忘れられたアラブの春。世界はもはや「独裁の世紀」に突入している

 

世界の弱体化

トルコ、フィリピン、中国と紹介してきたが、何といっても我々の身近なのは北朝鮮。9月9日の共和国創建記念日に核実験を実施。さらに、この数年で100人以上の幹部を処刑。そして、8月中旬にはイギリス駐在の北朝鮮公使が亡命し、亡命理由は「金正恩体制に嫌気がさした」という。

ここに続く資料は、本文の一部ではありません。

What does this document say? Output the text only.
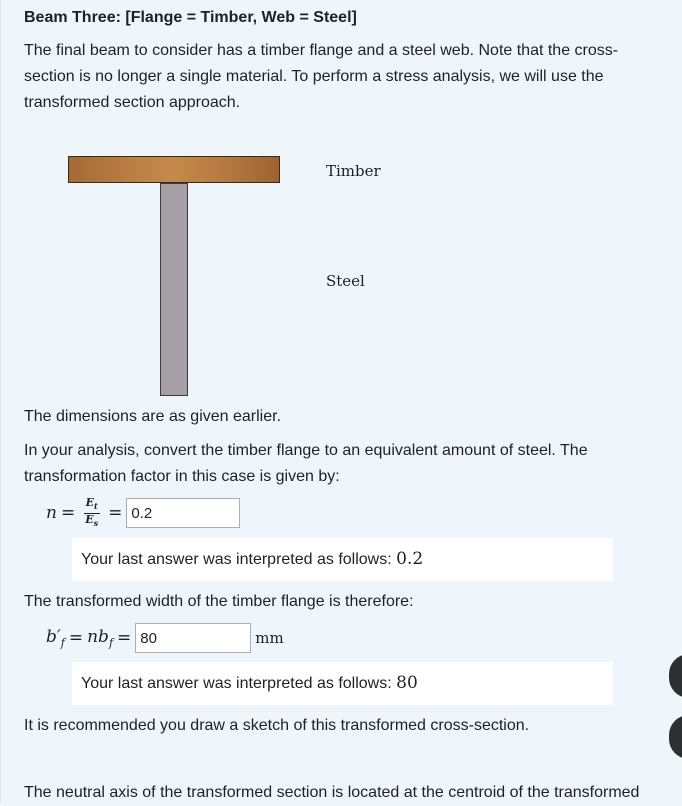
Beam Three: [Flange = Timber, Web = Steel]
The final beam to consider has a timber flange and a steel web. Note that the cross-section is no longer a single material. To perform a stress analysis, we will use the transformed section approach.
Timber
Steel
The dimensions are as given earlier.
In your analysis, convert the timber flange to an equivalent amount of steel. The transformation factor in this case is given by:
$n = \frac{E_t}{E_s}$ =
0.2
Your last answer was interpreted as follows: 0.2
The transformed width of the timber flange is therefore:
$b'_f = nb_f$ =
80	mm
Your last answer was interpreted as follows: 80
It is recommended you draw a sketch of this transformed cross-section.
The neutral axis of the transformed section is located at the centroid of the transformed
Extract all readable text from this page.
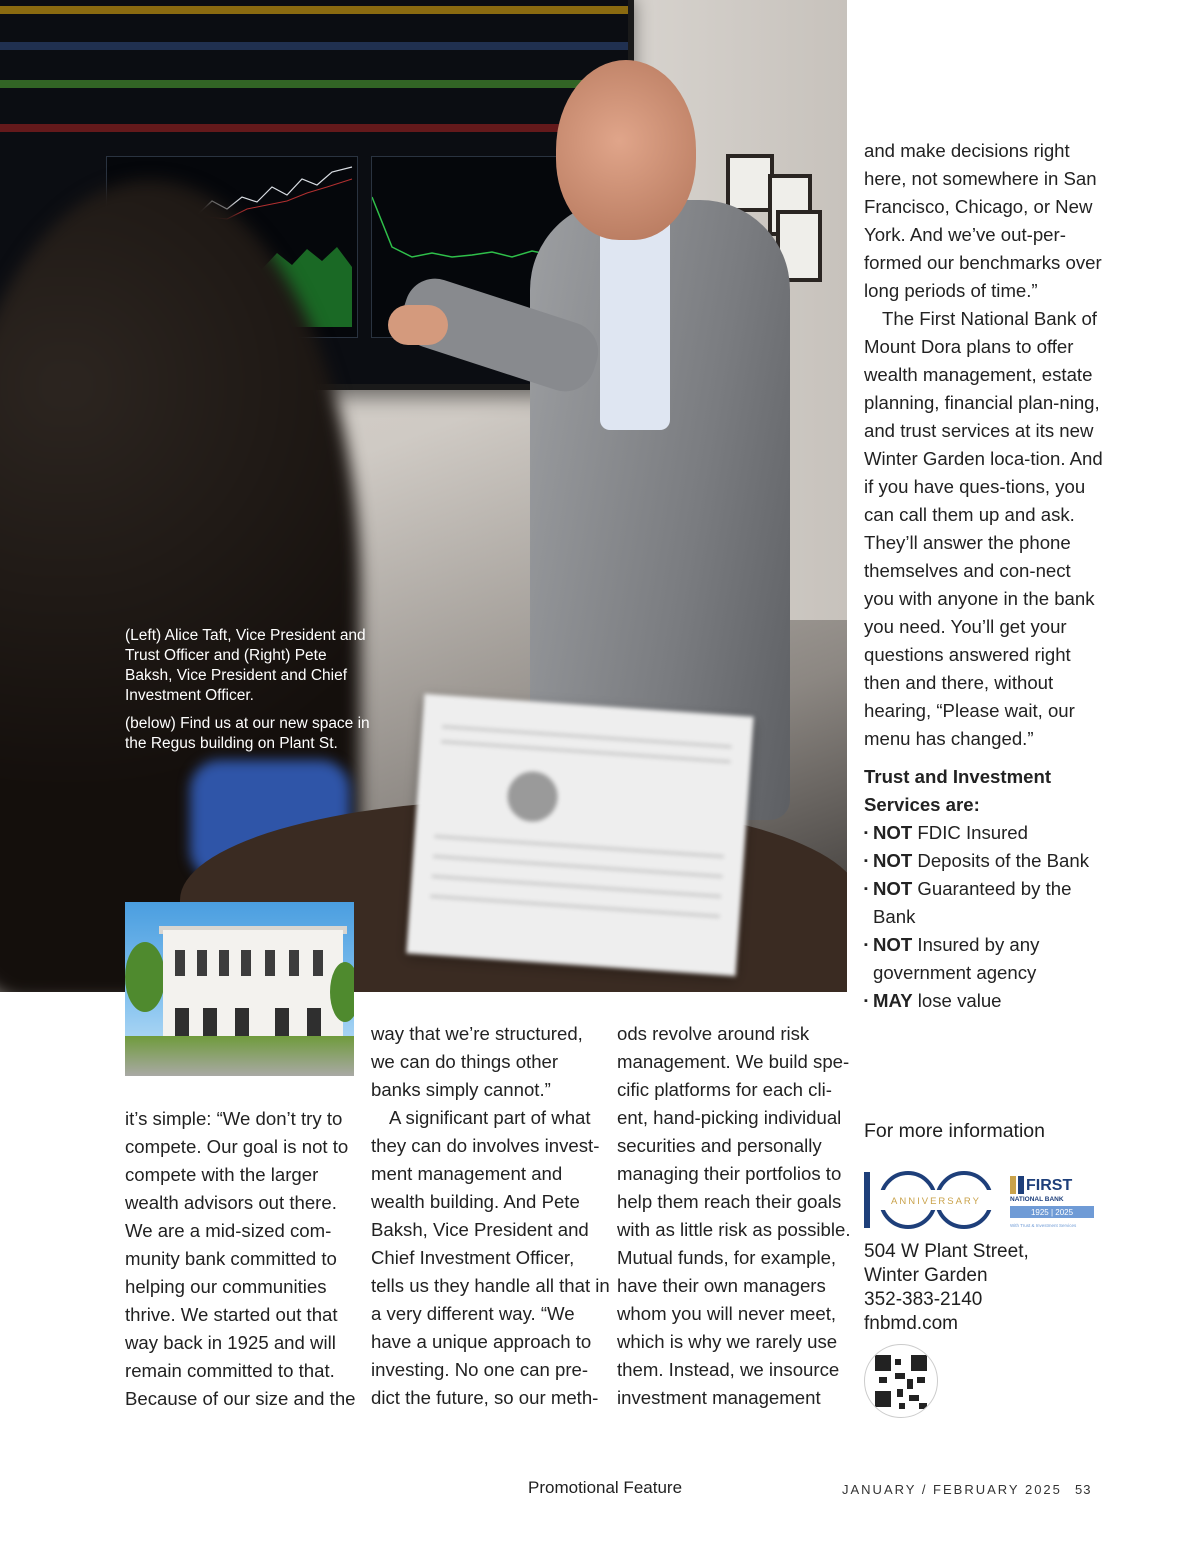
(Left) Alice Taft, Vice President and Trust Officer and (Right) Pete Baksh, Vice President and Chief Investment Officer.

(below) Find us at our new space in the Regus building on Plant St.

it’s simple: “We don’t try to compete. Our goal is not to compete with the larger wealth advisors out there. We are a mid-sized com-munity bank committed to helping our communities thrive. We started out that way back in 1925 and will remain committed to that. Because of our size and the

way that we’re structured, we can do things other banks simply cannot.”

A significant part of what they can do involves invest-ment management and wealth building. And Pete Baksh, Vice President and Chief Investment Officer, tells us they handle all that in a very different way. “We have a unique approach to investing. No one can pre-dict the future, so our meth-

ods revolve around risk management. We build spe-cific platforms for each cli-ent, hand-picking individual securities and personally managing their portfolios to help them reach their goals with as little risk as possible. Mutual funds, for example, have their own managers whom you will never meet, which is why we rarely use them. Instead, we insource investment management

and make decisions right here, not somewhere in San Francisco, Chicago, or New York. And we’ve out-per-formed our benchmarks over long periods of time.”

The First National Bank of Mount Dora plans to offer wealth management, estate planning, financial plan-ning, and trust services at its new Winter Garden loca-tion. And if you have ques-tions, you can call them up and ask. They’ll answer the phone themselves and con-nect you with anyone in the bank you need. You’ll get your questions answered right then and there, without hearing, “Please wait, our menu has changed.”

Trust and Investment Services are:
▪ NOT FDIC Insured
▪ NOT Deposits of the Bank
▪ NOT Guaranteed by the Bank
▪ NOT Insured by any government agency
▪ MAY lose value
For more information
ANNIVERSARY
FIRST
NATIONAL BANK
1925 | 2025
With Trust & Investment Services
504 W Plant Street,
Winter Garden
352-383-2140
fnbmd.com
Promotional Feature	JANUARY / FEBRUARY 2025 53
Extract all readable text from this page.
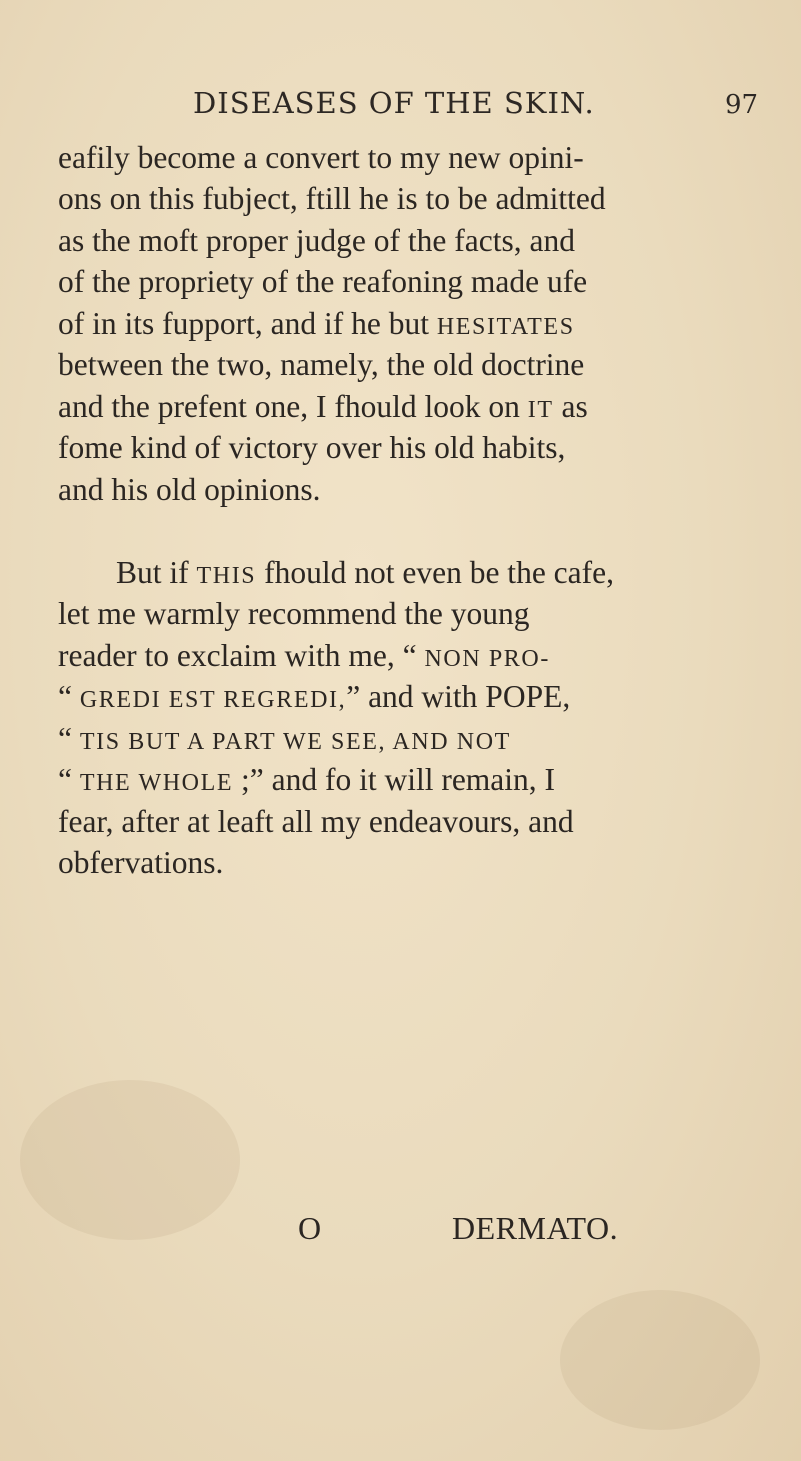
DISEASES OF THE SKIN.	97
eafily become a convert to my new opini-
ons on this fubject, ftill he is to be admitted
as the moft proper judge of the facts, and
of the propriety of the reafoning made ufe
of in its fupport, and if he but HESITATES
between the two, namely, the old doctrine
and the prefent one, I fhould look on IT as
fome kind of victory over his old habits,
and his old opinions.
But if THIS fhould not even be the cafe,
let me warmly recommend the young
reader to exclaim with me, “ NON PRO-
“ GREDI EST REGREDI,” and with POPE,
“ TIS BUT A PART WE SEE, AND NOT
“ THE WHOLE ;” and fo it will remain, I
fear, after at leaft all my endeavours, and
obfervations.
O	DERMATO.
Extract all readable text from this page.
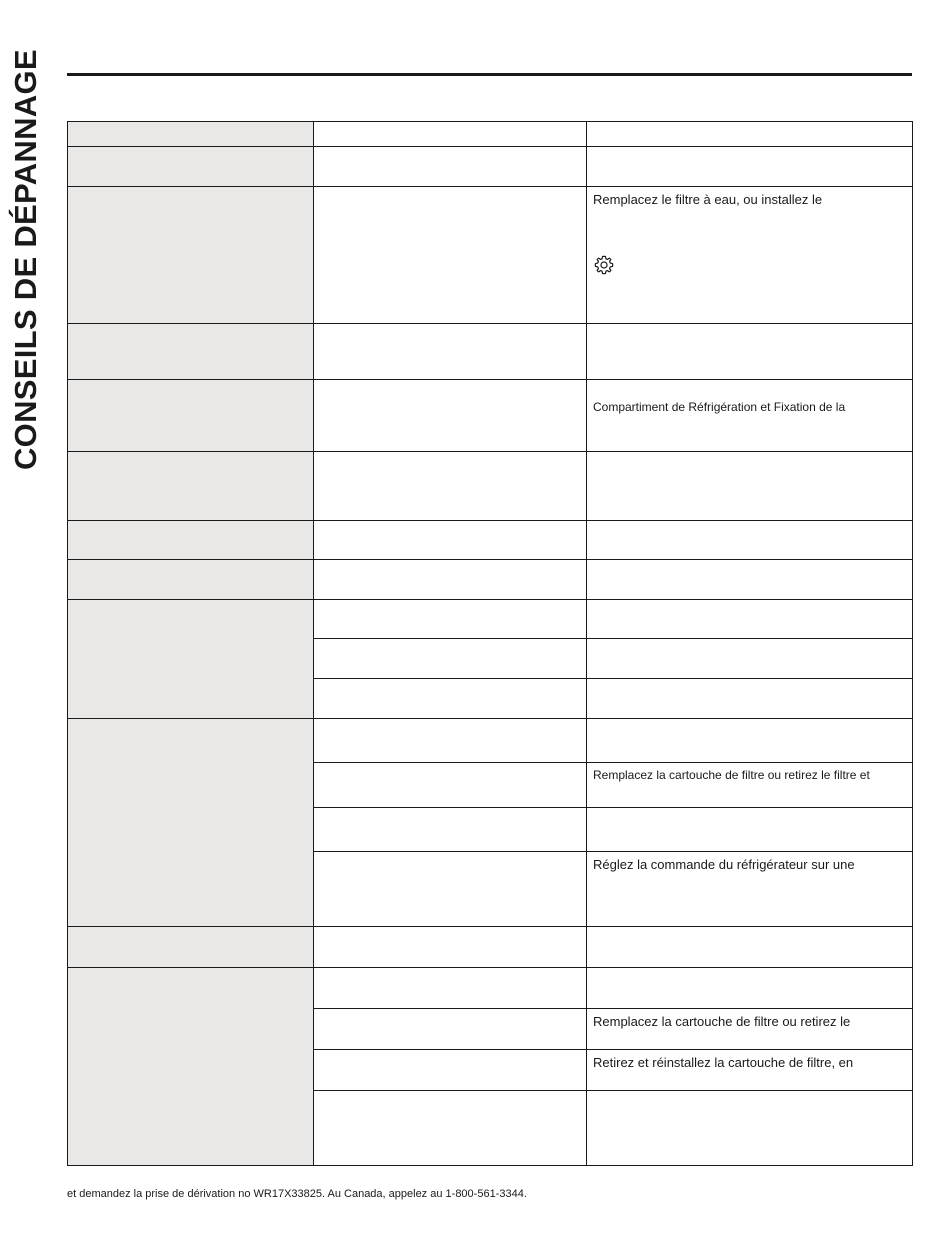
CONSEILS DE DÉPANNAGE

		Remplacez le filtre à eau, ou installez le

		Compartiment de Réfrigération et Fixation de la

		Remplacez la cartouche de filtre ou retirez le filtre et

		Réglez la commande du réfrigérateur sur une

		Remplacez la cartouche de filtre ou retirez le

		Retirez et réinstallez la cartouche de filtre, en

et demandez la prise de dérivation no WR17X33825. Au Canada, appelez au 1-800-561-3344.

この金正恩態勢をいつまで放置しておくのかという問題はあるが、アメリカも中国も今一つ強く出られない。今後まだまだ実験を行なう可能性は否めないし、日本に飛んでくる可能性もある。世界中から非難され制裁決議が行なわれてもほとんど効果はなく、世界がそれを取り押さえる力が無くなってきたといえる。

米ソが牛耳った時代

以前は、北朝鮮であれば中国が言えば収まる、新興国であればアメリカやソ連が言えば収まるという状況だったが、残念ながら今はそういう状況ではない。昔も強権政治はあった。例をあげると強権的で有名なフィリピン・マルコス大統領エジプト・サダト大統領とムバラク大統領はこの二人の時代50~60年間エジプトを強権的に支配し、軍が非常に強かった。そして、アフリカ・ソマリアではソ連とアメリカが交互に味方し、政権がソ連派、アメリカ派と大きく入れ替わった、その中で特に印象に残っているのはバーレー大統領時代の強権だ。

冷戦時代は背後でアメリカとソ連がその国をバックアップしていたことによって全体が収まっていたが、今はそういった際に治める人がいなくなった。そのあたりが今の強権政治の難しい流れがあるのだろう。